The only way his spirit can move forward now is if we carry it for him. We are now Troy Davis.
To those who may be feeling lost and horrified, ashamed and grief-stricken, I want to say that I share all of those emotions. I am deeply, deeply ashamed of the country — my country — that allowed this travesty of justice to go forward. I am horrified at the vision of an innocent man strapped to a gurney and injected with poison, grief-stricken over the loss, and at a loss as to what to do with all the emotions.
But I am also proud — so, so proud — of all of the Americans who came together to fight for the life of this complete stranger. Most of us don’t know each other, most of us wouldn’t recognize each other on the street. And yet we reached out and sent letters and signed petitions and asked friends and family to do the same and we held hands across miles and wires and jointly created something new, something in which I know Mr. Davis himself had faith. This, too, is American: Not shrugging our shoulders, not giving in, not allowing injustice to go unremarked, but moving out and moving forward on the basis of the Idea and the ideals on which this country was founded. I am grateful to our international brothers and sisters (of whom there are many), but I am proud to share a country with those Americans who fought until the very last minute last night.

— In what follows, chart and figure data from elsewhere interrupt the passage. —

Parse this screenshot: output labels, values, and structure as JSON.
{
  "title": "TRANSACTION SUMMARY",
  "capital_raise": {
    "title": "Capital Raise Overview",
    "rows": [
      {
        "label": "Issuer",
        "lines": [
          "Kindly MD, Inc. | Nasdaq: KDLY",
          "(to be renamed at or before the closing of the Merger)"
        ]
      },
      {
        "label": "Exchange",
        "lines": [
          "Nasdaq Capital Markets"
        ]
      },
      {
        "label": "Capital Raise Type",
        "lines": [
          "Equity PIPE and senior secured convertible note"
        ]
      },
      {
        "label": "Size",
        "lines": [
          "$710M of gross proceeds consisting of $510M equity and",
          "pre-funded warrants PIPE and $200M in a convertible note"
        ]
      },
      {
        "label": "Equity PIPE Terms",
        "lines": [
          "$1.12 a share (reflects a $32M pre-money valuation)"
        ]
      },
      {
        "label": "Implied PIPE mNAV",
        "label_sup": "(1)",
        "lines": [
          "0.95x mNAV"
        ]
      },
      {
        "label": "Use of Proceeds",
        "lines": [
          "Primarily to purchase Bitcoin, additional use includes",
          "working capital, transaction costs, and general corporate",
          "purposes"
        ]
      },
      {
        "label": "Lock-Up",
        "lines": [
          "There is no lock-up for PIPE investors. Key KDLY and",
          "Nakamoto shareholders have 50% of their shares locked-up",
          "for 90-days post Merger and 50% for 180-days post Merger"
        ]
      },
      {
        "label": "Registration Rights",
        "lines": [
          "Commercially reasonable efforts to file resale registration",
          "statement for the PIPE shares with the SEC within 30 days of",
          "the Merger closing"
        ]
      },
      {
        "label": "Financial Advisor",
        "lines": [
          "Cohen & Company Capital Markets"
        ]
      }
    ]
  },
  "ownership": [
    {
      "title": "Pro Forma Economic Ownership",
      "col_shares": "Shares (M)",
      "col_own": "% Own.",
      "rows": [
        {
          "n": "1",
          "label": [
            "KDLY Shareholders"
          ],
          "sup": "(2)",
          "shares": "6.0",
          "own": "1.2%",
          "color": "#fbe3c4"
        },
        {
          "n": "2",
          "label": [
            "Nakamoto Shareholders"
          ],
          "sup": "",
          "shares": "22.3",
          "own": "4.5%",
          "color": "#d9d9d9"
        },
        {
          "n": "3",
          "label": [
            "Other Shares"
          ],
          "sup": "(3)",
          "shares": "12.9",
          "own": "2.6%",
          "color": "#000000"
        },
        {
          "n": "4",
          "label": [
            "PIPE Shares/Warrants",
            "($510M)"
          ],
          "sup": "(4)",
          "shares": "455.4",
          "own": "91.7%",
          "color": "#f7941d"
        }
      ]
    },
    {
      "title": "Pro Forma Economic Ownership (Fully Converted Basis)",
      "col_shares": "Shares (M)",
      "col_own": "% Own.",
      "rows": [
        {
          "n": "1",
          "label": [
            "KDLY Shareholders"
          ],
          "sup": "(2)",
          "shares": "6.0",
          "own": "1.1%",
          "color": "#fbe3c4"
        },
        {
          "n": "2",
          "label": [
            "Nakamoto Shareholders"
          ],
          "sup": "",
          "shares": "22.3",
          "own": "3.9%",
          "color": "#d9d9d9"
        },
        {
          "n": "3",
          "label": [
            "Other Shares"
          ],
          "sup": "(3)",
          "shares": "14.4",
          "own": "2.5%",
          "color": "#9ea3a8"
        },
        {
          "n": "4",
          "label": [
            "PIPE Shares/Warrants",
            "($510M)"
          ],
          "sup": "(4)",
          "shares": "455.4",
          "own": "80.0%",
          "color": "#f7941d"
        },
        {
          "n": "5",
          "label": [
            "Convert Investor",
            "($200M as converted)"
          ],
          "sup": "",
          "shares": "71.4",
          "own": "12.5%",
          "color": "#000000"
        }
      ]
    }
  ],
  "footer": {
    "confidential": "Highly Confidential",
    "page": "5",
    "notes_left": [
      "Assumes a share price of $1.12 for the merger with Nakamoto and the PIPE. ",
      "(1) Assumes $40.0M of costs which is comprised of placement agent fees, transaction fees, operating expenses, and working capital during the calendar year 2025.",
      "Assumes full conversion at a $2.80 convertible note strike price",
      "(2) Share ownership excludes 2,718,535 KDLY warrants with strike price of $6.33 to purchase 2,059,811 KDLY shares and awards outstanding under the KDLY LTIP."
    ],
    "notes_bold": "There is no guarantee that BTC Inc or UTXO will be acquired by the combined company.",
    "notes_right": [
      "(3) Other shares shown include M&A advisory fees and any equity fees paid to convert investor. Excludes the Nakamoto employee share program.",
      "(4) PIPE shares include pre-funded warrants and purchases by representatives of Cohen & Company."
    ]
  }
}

If you want to take that energy and that love and start to move forward in Mr. Davis’s name, here’s something you can do right now: Educate yourself about the death penalty and seek ways that you can become active in your area. That’s what I’m going to do. You can start by going to Amnesty International, or Campaign to End the Death Penalty (about which I know very little, having focused on Amnesty), or the ACLU, or the Southern Center for Human Rights (the organization behind the astonishing sign-on letter of former corrections officials calling for clemency for Troy Davis), or the NAACP, or Democracy Now.
If you have some money to spare, please make a donation to any of those organizations, all of which are fighting so hard on what is clearly a rocky battlefield. I gave some money to Amnesty this week, and yesterday threw some more to Democracy Now, out of sheer admiration for the astonishing job they did in producing a two-hour live event that became a six-hour-long broadcast — reporter Amy Goodman is my new hero, and I really don’t have words to describe my regard for the remarkable work she and her whole crew did last night (and please note that Democracy Now also takes donations of equipment).
Finally: It was my birthday yesterday. I will now forever share that day with Troy Davis. It’s my hope that I will find a way to honor the coincidence, and use my remaining years to aid in achieving Mr. Davis’s goal of ending the death penalty forever.